Johann Hermann Schein (1586-1630)

  • Johann Hermann Schein, ein Jahr nach Heinrich Schütz geboren und 42 Jahre vor ihm verstorben, war ab 1616 in Leipzig Thomaskantor.


    Mit Heinrich Schütz verband ihn neben persönlicher Freundschaft die Aufnahme italienischer Einflüsse und das Bestreben, deutschsprachige vokale Kirchenmusik zu schaffen.


    Ein Beispiel dieses Schaffen sind seine 26 Madrigale, meist fünfstimmig, herausgegeben unter dem Titel


    Israelis Brünnlein.


    Davon fiel mir vor ein paar Tagen die Einspielung mit dem Ensemble Vocal Européen unter Philippe Herreweghe



    in die Hände.


    An der Besetzung fällt besonders auf, dass das Continuo mit Laute, Orgel, Violoncello und Kontrabass (!) besetzt ist - Jonathan Cable bedient den letzteren zu sehr wohlklingendem Effekt, was dem Satz beträchtliche Fülle und Dynamik verleiht, ohne dick zu werden.
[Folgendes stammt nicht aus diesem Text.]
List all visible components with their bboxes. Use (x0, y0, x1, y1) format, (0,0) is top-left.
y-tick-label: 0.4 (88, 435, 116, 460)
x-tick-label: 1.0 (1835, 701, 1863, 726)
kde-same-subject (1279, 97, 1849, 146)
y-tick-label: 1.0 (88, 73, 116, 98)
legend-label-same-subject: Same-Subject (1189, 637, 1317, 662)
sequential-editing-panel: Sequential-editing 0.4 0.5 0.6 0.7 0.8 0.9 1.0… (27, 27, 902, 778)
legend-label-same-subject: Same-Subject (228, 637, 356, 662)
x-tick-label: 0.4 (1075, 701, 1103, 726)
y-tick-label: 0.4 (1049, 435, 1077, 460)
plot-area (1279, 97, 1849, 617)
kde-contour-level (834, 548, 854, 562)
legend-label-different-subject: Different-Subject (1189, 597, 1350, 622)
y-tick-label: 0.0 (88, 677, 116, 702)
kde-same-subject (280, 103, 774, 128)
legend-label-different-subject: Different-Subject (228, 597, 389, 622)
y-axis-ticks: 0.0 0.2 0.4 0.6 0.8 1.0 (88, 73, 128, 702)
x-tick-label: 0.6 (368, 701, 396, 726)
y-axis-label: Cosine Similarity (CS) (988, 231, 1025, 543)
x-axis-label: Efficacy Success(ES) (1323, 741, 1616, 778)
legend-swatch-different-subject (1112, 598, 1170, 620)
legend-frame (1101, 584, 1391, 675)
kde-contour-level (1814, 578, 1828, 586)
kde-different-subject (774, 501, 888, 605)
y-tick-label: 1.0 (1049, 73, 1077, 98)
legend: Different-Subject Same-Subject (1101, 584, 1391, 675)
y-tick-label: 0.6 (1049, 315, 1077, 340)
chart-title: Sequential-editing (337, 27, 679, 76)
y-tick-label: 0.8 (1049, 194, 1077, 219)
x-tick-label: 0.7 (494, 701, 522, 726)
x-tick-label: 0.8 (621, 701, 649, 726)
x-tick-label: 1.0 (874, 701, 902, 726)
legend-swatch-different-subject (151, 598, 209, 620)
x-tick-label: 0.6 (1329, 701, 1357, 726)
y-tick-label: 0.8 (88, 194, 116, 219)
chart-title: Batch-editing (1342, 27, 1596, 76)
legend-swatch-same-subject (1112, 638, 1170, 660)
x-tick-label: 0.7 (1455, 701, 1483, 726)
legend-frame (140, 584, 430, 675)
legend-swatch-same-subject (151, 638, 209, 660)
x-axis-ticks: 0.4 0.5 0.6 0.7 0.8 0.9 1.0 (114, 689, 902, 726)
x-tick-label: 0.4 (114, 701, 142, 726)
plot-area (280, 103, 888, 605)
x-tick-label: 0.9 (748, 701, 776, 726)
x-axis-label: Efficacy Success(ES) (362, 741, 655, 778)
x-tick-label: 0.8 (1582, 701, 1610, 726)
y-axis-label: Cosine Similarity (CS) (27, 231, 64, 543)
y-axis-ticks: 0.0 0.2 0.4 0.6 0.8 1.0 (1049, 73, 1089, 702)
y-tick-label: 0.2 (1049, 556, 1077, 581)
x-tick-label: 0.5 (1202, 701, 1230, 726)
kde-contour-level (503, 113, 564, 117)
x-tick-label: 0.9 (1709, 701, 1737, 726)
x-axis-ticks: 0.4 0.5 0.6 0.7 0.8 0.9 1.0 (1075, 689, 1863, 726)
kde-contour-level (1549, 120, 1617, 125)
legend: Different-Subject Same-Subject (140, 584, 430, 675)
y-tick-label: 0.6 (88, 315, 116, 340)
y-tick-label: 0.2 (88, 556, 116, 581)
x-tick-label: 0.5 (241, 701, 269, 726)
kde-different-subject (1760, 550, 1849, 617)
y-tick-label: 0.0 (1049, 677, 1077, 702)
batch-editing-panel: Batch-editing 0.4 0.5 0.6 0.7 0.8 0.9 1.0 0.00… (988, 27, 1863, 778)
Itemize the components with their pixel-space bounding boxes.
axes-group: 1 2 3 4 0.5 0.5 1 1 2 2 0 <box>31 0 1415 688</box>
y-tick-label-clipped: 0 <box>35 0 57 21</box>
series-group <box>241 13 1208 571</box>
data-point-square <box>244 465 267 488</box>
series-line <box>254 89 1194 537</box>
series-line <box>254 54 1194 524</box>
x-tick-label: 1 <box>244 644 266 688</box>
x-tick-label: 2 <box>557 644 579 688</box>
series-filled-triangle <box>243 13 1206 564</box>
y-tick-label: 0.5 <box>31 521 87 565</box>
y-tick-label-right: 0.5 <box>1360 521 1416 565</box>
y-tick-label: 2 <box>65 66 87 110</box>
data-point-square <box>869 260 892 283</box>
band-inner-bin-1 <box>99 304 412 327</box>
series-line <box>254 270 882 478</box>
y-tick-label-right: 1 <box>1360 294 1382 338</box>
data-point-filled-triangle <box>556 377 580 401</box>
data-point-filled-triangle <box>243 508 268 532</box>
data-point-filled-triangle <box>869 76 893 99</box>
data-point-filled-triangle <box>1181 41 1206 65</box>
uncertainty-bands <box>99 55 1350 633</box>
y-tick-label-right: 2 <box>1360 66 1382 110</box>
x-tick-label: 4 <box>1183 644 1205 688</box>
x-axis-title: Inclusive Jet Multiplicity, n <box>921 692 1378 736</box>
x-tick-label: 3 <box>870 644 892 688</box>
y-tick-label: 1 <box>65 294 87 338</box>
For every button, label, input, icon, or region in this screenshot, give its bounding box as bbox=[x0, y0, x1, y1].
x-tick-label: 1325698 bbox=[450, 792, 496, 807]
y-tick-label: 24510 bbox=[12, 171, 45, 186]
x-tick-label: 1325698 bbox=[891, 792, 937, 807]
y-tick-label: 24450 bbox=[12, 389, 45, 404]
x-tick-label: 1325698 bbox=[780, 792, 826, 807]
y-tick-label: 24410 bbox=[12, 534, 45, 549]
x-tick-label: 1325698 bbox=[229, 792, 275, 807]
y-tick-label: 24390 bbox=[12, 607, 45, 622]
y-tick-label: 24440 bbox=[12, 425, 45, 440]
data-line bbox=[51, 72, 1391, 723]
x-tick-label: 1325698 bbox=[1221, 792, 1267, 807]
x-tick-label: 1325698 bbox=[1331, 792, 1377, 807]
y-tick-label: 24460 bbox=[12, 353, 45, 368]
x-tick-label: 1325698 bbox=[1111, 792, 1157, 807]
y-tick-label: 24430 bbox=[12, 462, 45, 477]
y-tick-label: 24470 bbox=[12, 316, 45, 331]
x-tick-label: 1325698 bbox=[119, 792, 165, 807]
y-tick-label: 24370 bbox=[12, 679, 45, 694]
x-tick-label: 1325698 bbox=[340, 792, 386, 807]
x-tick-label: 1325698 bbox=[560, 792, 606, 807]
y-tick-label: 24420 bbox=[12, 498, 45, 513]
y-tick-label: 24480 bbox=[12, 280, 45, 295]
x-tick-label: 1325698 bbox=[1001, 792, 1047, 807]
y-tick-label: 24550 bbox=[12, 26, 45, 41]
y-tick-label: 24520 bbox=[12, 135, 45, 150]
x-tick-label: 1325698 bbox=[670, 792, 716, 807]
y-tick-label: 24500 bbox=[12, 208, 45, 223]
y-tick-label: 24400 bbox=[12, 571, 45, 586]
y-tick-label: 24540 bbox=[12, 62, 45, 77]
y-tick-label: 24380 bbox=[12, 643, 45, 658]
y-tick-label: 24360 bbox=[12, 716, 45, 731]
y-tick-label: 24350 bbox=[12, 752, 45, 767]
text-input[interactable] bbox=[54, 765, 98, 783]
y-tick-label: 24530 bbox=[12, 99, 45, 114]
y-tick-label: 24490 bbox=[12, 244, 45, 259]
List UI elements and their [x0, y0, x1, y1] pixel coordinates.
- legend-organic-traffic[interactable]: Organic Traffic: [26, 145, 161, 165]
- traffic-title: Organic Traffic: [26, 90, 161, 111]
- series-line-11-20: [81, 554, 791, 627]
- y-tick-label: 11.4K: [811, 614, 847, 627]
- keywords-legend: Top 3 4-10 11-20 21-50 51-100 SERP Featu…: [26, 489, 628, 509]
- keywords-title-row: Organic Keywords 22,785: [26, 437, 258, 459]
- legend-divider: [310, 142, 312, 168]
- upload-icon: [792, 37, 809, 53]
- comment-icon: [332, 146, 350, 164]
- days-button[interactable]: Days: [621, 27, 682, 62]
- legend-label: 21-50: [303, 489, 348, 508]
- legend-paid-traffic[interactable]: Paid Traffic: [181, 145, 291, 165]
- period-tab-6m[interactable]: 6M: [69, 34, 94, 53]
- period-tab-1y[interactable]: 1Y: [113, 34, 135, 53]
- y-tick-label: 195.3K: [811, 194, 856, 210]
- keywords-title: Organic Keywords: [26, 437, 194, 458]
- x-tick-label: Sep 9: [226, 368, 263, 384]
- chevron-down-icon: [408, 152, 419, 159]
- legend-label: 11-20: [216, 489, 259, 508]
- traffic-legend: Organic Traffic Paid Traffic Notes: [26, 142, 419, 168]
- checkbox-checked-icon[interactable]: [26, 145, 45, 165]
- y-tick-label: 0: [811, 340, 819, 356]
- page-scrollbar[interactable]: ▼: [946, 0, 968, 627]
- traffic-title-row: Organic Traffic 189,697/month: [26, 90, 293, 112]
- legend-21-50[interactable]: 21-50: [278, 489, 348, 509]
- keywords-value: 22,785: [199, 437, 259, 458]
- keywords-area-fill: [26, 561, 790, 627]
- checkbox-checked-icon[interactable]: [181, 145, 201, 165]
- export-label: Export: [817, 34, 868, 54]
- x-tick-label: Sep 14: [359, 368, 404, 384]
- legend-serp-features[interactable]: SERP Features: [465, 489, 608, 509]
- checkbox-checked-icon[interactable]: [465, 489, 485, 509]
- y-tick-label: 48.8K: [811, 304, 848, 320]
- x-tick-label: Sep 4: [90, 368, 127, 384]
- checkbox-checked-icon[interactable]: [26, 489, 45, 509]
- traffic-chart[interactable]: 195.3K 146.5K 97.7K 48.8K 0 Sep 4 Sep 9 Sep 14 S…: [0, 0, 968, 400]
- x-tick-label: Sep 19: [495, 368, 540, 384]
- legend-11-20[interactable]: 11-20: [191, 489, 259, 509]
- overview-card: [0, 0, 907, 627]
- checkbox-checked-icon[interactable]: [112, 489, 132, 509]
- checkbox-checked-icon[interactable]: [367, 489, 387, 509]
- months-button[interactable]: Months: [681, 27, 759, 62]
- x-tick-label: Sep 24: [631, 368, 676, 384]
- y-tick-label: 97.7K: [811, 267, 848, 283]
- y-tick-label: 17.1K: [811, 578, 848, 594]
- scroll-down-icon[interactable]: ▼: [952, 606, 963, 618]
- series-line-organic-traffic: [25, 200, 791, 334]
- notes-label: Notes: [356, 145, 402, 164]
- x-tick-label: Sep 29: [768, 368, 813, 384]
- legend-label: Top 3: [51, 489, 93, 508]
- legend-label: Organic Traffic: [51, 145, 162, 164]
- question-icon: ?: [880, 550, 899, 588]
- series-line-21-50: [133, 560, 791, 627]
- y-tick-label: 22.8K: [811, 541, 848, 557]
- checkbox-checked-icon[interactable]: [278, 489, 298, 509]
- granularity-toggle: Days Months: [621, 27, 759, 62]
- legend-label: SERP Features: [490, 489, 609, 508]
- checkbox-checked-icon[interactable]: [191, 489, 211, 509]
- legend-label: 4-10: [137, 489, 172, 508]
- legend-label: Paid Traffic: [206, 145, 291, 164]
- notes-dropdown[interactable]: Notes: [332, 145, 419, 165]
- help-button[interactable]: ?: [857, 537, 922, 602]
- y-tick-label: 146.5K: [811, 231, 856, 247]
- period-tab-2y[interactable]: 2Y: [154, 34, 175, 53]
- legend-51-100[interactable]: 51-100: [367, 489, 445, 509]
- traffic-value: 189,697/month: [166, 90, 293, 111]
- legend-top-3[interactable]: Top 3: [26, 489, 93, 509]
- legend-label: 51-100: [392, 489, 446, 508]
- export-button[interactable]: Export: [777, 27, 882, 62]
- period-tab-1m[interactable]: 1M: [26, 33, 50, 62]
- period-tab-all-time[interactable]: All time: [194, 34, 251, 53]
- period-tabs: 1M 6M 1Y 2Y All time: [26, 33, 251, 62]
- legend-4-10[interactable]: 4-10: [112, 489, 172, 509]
Kein kleines Kunststück...


    Davon abgesehen kann ich die Aufnahme mangels Hörerfahrung in diesem Bereich nicht kompetent beurteilen, mir gefällt sie jedenfalls sehr gut. Sehr homogener, wohlgerundeter Gesang mit guter Textverständlichkeit und lebhafter Gestaltung.


    Die Musik als solche steht was die Komplexität angeht wohl deutlich unter dem Niveau von Heinrich Schütz' besten Werken, dafür ist sie auch mit größerer Heiterkeit gesegnet. Ich habe diesen Spontankauf jedenfalls bisher nicht bereut und kann nur hoffen, dass das Beispiel mit dem Kontrabass im Continuo Schule macht (sieht aber nicht so aus)...


    Parteiisch grüßt
    BBF

    "Dekonstruktion ist Gerechtigkeit." (Jacques Derrida)

  • Guten Tag


    nicht weniger reizvoll als das "Israelis Brünnlein" und ganz im Kontrast dazu ist diese



    CD mit den "Psalmen Davids saqmpt etlichen Moteten und dem Te Deum" von Schein.
    Groß besetzt und teils Vierchörig, exelent musiziert von der "Musica Fiata Köln" und der "Capella Ducale" :jubel: :jubel:


    Gruß aus der Kurpfalz


    Bernhard

  • Ich mag seine Musik sehr gerne, würde aber mich niemals dazu hinreißen lassen sie zu bewerten.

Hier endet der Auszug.